On privilégie la séance la plus longue s’il n’est possible que de faire qu’une sortie.

2 – Favoriser les adaptations au niveau musculaire

On a vu plus haut que

  • les processus oxydatifs s’installent efficacement quand on roule durant 60 à 90 minutent à 70% de la PMA.
  • un sportif entraîné était capable de prendre en charge le lactate

Il est donc essentiel de programmer des séances durant lesquelles on va, à la fois travailler à des niveaux d’intensité précis et faire varier les efforts pour permettre au corps de s’adapter à ces variations de rythme.
Pour cela, il est possible :

  • De réaliser ces séances spécifiques au cours d’une sortie à vélo à l’extérieur. L’article, ci-dessous, présente des séances types.
  • de programmer des séances sur home-trainer

3 – Améliorer la VO2 max

La capacité de l’organisme à consommer de l’oxygène est relative à la puissance du système. Cette notion est essentielle pour un cycliste entraîné à travailler à des niveaux d’intensité aussi élevés.
Très souvent, il faut entreprendre un travail très exigeant pour habituer le sportif à gérer un effort dans cette zone. Cela peut prendre plusieurs années pour y parvenir. Des séances spécifiques “PMA” sont à prévoir.

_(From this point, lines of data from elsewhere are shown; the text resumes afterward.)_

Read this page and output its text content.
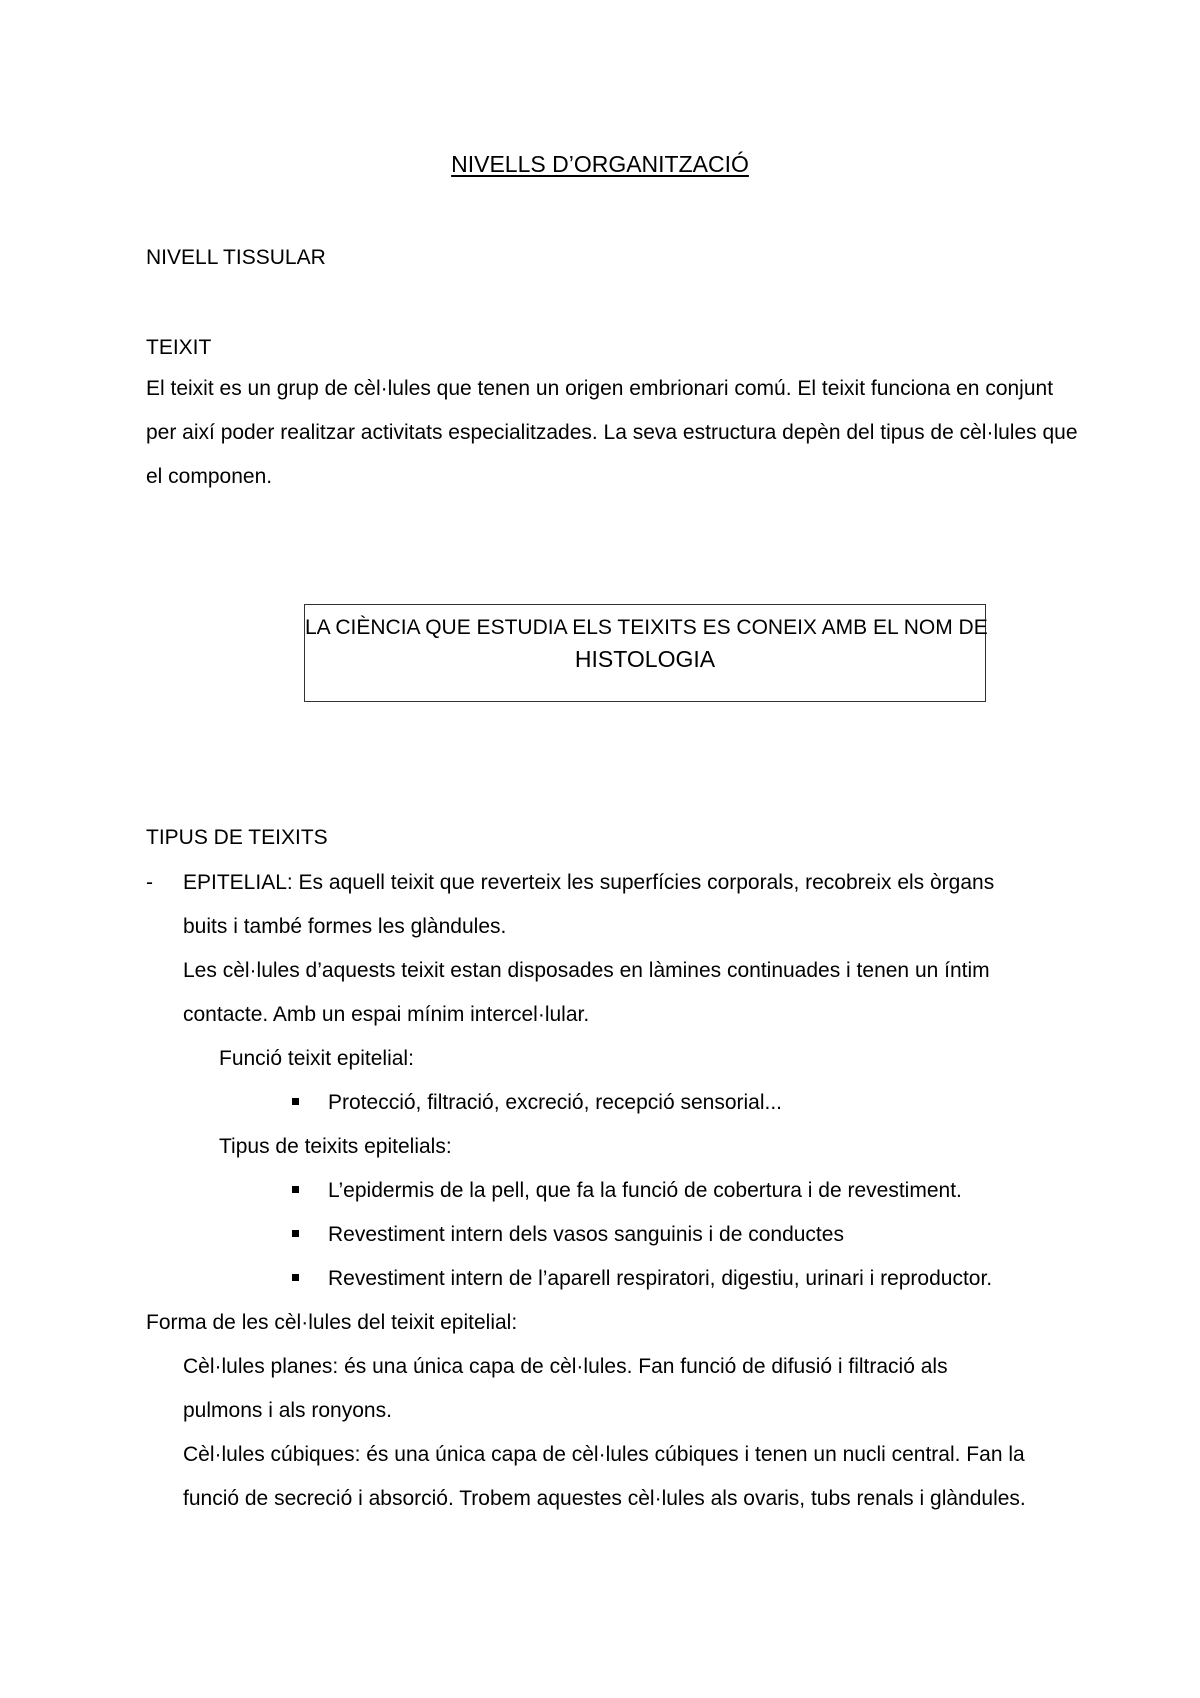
NIVELLS D’ORGANITZACIÓ
NIVELL TISSULAR
TEIXIT
El teixit es un grup de cèl·lules que tenen un origen embrionari comú. El teixit funciona en conjunt per així poder realitzar activitats especialitzades. La seva estructura depèn del tipus de cèl·lules que el componen.
LA CIÈNCIA QUE ESTUDIA ELS TEIXITS ES CONEIX AMB EL NOM DE
HISTOLOGIA
TIPUS DE TEIXITS
- EPITELIAL: Es aquell teixit que reverteix les superfícies corporals, recobreix els òrgans
buits i també formes les glàndules.
Les cèl·lules d’aquests teixit estan disposades en làmines continuades i tenen un íntim
contacte. Amb un espai mínim intercel·lular.
Funció teixit epitelial:
Protecció, filtració, excreció, recepció sensorial...
Tipus de teixits epitelials:
L’epidermis de la pell, que fa la funció de cobertura i de revestiment.
Revestiment intern dels vasos sanguinis i de conductes
Revestiment intern de l’aparell respiratori, digestiu, urinari i reproductor.
Forma de les cèl·lules del teixit epitelial:
Cèl·lules planes: és una única capa de cèl·lules. Fan funció de difusió i filtració als
pulmons i als ronyons.
Cèl·lules cúbiques: és una única capa de cèl·lules cúbiques i tenen un nucli central. Fan la
funció de secreció i absorció. Trobem aquestes cèl·lules als ovaris, tubs renals i glàndules.
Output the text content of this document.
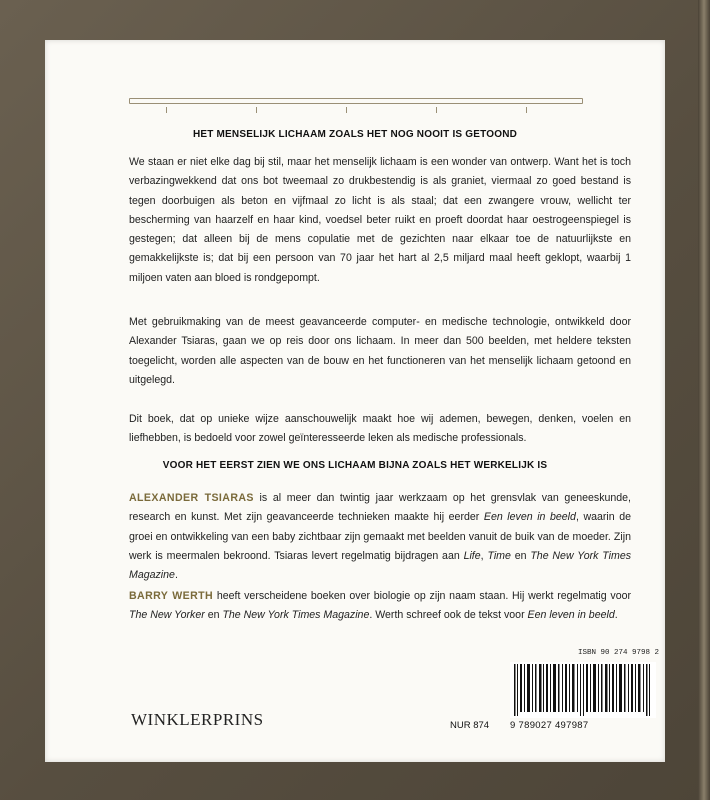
HET MENSELIJK LICHAAM ZOALS HET NOG NOOIT IS GETOOND

We staan er niet elke dag bij stil, maar het menselijk lichaam is een wonder van ontwerp. Want het is toch verbazingwekkend dat ons bot tweemaal zo drukbestendig is als graniet, viermaal zo goed bestand is tegen doorbuigen als beton en vijfmaal zo licht is als staal; dat een zwangere vrouw, wellicht ter bescherming van haarzelf en haar kind, voedsel beter ruikt en proeft doordat haar oestrogeenspiegel is gestegen; dat alleen bij de mens copulatie met de gezichten naar elkaar toe de natuurlijkste en gemakkelijkste is; dat bij een persoon van 70 jaar het hart al 2,5 miljard maal heeft geklopt, waarbij 1 miljoen vaten aan bloed is rondgepompt.

Met gebruikmaking van de meest geavanceerde computer- en medische technologie, ontwikkeld door Alexander Tsiaras, gaan we op reis door ons lichaam. In meer dan 500 beelden, met heldere teksten toegelicht, worden alle aspecten van de bouw en het functioneren van het menselijk lichaam getoond en uitgelegd.

Dit boek, dat op unieke wijze aanschouwelijk maakt hoe wij ademen, bewegen, denken, voelen en liefhebben, is bedoeld voor zowel geïnteresseerde leken als medische professionals.

VOOR HET EERST ZIEN WE ONS LICHAAM BIJNA ZOALS HET WERKELIJK IS

ALEXANDER TSIARAS is al meer dan twintig jaar werkzaam op het grensvlak van geneeskunde, research en kunst. Met zijn geavanceerde technieken maakte hij eerder Een leven in beeld, waarin de groei en ontwikkeling van een baby zichtbaar zijn gemaakt met beelden vanuit de buik van de moeder. Zijn werk is meermalen bekroond. Tsiaras levert regelmatig bijdragen aan Life, Time en The New York Times Magazine.

BARRY WERTH heeft verscheidene boeken over biologie op zijn naam staan. Hij werkt regelmatig voor The New Yorker en The New York Times Magazine. Werth schreef ook de tekst voor Een leven in beeld.

ISBN 90 274 9798 2
9 789027 497987
NUR 874
WINKLERPRINS
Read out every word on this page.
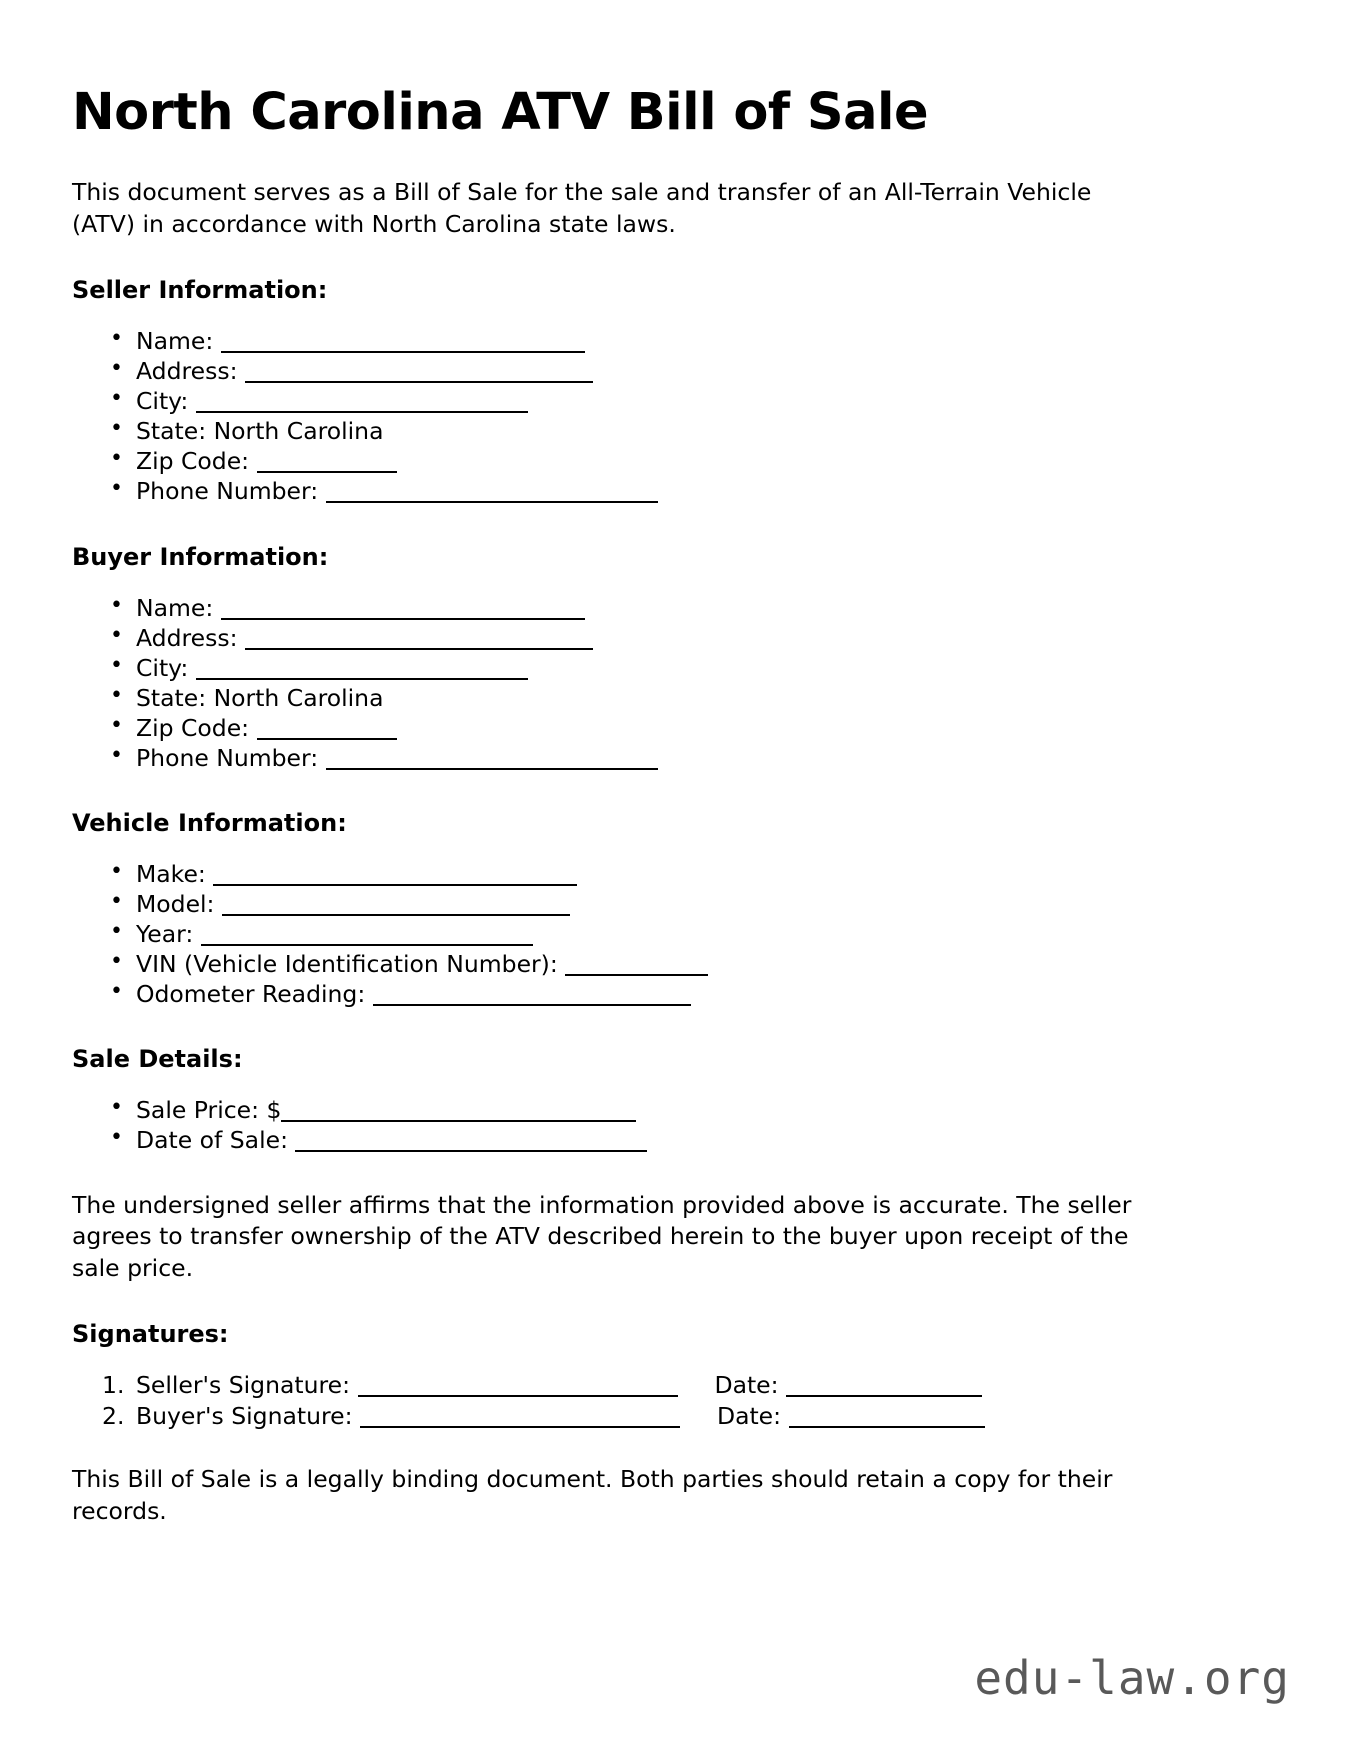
North Carolina ATV Bill of Sale

This document serves as a Bill of Sale for the sale and transfer of an All-Terrain Vehicle (ATV) in accordance with North Carolina state laws.

Seller Information:
• Name:
• Address:
• City:
• State: North Carolina
• Zip Code:
• Phone Number:
Buyer Information:
• Name:
• Address:
• City:
• State: North Carolina
• Zip Code:
• Phone Number:
Vehicle Information:
• Make:
• Model:
• Year:
• VIN (Vehicle Identification Number):
• Odometer Reading:
Sale Details:
• Sale Price: $
• Date of Sale:

The undersigned seller affirms that the information provided above is accurate. The seller agrees to transfer ownership of the ATV described herein to the buyer upon receipt of the sale price.

Signatures:
1. Seller's Signature:	Date:
2. Buyer's Signature:	Date:

This Bill of Sale is a legally binding document. Both parties should retain a copy for their records.

edu-law.org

Pourtant, deux notions sont essentielles pour prévoir des séances dans cette zone d’intensité.

  • la durée : plus l’exercice dans cette zone est long, plus les adaptations seront nombreuses.
  • le passage d’une intensité à l’autre à la fois pour provoquer et intensifier les adaptations mais aussi pour s’habituer à récupérer à la suite d’un exercice plus intense.

Il est important de comprendre qu’il est indispensable d’aborder l’endurance de diverses manières pour lui permettre de se développer comme il se doit.